Davacılar; uçuş okulu ve Lufthansa’nın, yardımcı pilotun tıbbi durumunu yeterince denetlemeyerek kazaya sebep verdiklerini iddia ediyor ve kendilerine zaten ödenmiş olan paradan daha fazla miktarda bir tazminat talep ediyorlar.
Yardımcı pilot Andreas Lubitz; iddiaya göre depresyondan muzdaripti ve 24 Mart 2015 günü kaptan pilot tuvalete gitmek için kokpiti terk ettikten sonra kapıyı kilitlemiş, uçağı son hızda dağa doğru yönlendirerek intihar etmiş ve kendisiyle beraber 150 yolcunun da ölümüne sebep olmuştu.
Essen Mahkemesi; herhangi bir tarafın, Lubitz’in zihinsel sağlığını izlemek için daha fazla sorumluluğa sahip olup olmadığını belirlemeye çalışacak. Eğer Alman devletinin bundan sorumlu tutulabileceğine karar verilirse bu durumda da Lufthansa ve uçuş okulu sorumlu olmayabilir. Davada karar verilecek konu, kazadan şirketin mi, yoksa Alman hükümetinin mi sorumlu olduğu.
Yardımcı pilotun depresyon ve psikiyatrik tedavi öyküsü kazadan sonra ortaya çıktı ve bazı mesleklerin Almanya'daki tipik hasta gizliliği normlarına karşı çok hassas olup olmadığı konusunda yoğun bir tartışma başlattı.
Yardımcı pilot Lubitz, Şubat 2015'de doktor tarafından "iş görmez" ilan edilmişti ve bu teşhis kaza günü hala geçerliydi.
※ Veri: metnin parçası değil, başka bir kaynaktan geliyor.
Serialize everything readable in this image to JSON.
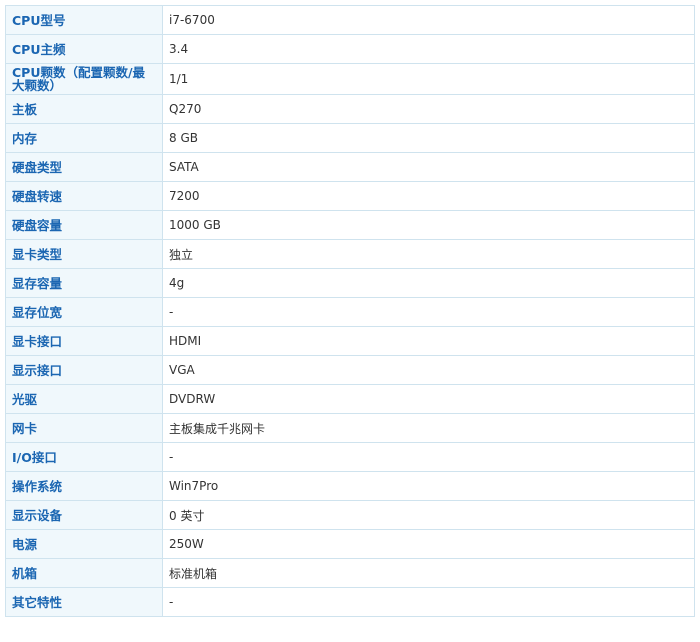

Daha önce kendisine intihar eğilimi teşhisi konmuştu. Akıl sağlığı sorunlarının ortaya çıkarılması durumunda kariyerinde yol açabileceği riski, Lubitz tarafından endişe kaynaklarından biri olarak listelenmişti. Çarpışmadan sonra Lubitz'in geçmişteki tedavilerini işe alınma sürecinde işverenine bildirmediği ortaya çıktı. Ayrıca; kendisine kazadan önceki Şubat ayında konulan teşhisi de işverenine bildirmeyip işine devam ettiği anlaşıldı.
Essen Mahkemesi, herhangi bir tarafın Lubitz'in zihinsel sağlığını izlemek için daha fazla sorumluluğa sahip olup olmadığını belirlemeye çalışacak. İlk duruşmada tabii ki karar çıkmadı. Mahkeme, Alman devletinin bundan sorumlu tutulabileceğini ileri sürdü; bu durumda Lufthansa ve uçuş okulu sorumlu olmayabilir.
Dava hakkındaki gelişmeleri sonraki yazılarımda sizlere aktarmaya devam edeceğim.